Coming to the loopholes, yes, the pace does slacken towards the second half, especially after an abrupt intermission. This could have been a film without a break just so that we stayed with Aamir and Tara with more involvement. Also the climax felt like it came out of nowhere. Yes, the film does not cater to the needs of tradition Bollywood film lovers as there are places where the film falls short and leaves some unanswered queries, but one who’s really into the film would get the subtext, while rest may question it. Yet, director Majidi‘s true victory lies in the ensemble cast. Led by debutante Ishan Khatter‘s fantastic performance.
Being a brother to a performer like Shahid Kapoor can make things tricky, given the barrage of comparisons and parallels that will be drawn, but Ishaan manages to charm without having to walk in the shadow of his superstar elder sibling.
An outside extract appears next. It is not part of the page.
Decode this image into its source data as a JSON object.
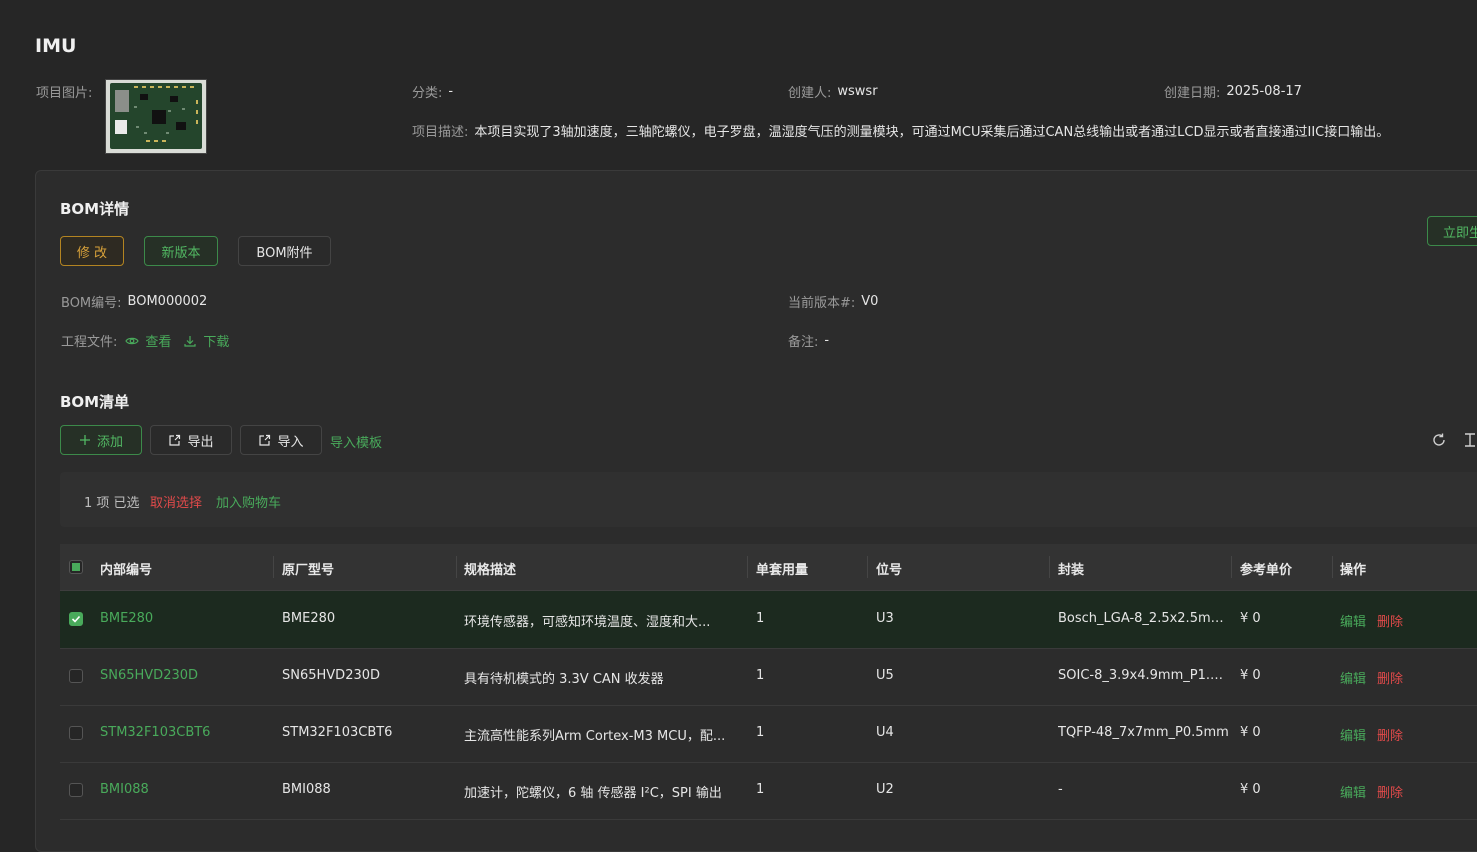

There is a raw appeal to his natural acting ability and that has a certain beauty to it. The scene towards the climax, where he breaks down or those moments of him break dancing to the Prabhu Deva song, showcase his untapped potential. He is undeniably the star of tomorrow, I am really looking forward to watching him in Dharma Production‘s Dhadak. Malayalam actress, Malavika Mohanan, in her first Hindi film, is also graceful and composed. Veteran South Indian actress GV Sharada, who is a three-time National Award winner, does justice to her role. Without speaking a word in Hindi (no subtitles either), she lets her eyes speak and let out the emotions. Young Dhwani Rajesh, who plays the only bridge of broken English between her Tamil grandmother and Amir is wonderful in her expressions and her innocence is captured to dramatic effect through the film. Gautam Ghose as the man who brings disaster on the protagonists brings to his complex dark role some shades of unexpected empathy. In a small role, Tannishtha Chatterjee shines as always. On the whole, ‘Beyond the Clouds‘ is a gutsy drama that brings a flawed yet unique take on the human spirit, and deserves a watch especially for Ishaan Khatter‘s strong debut.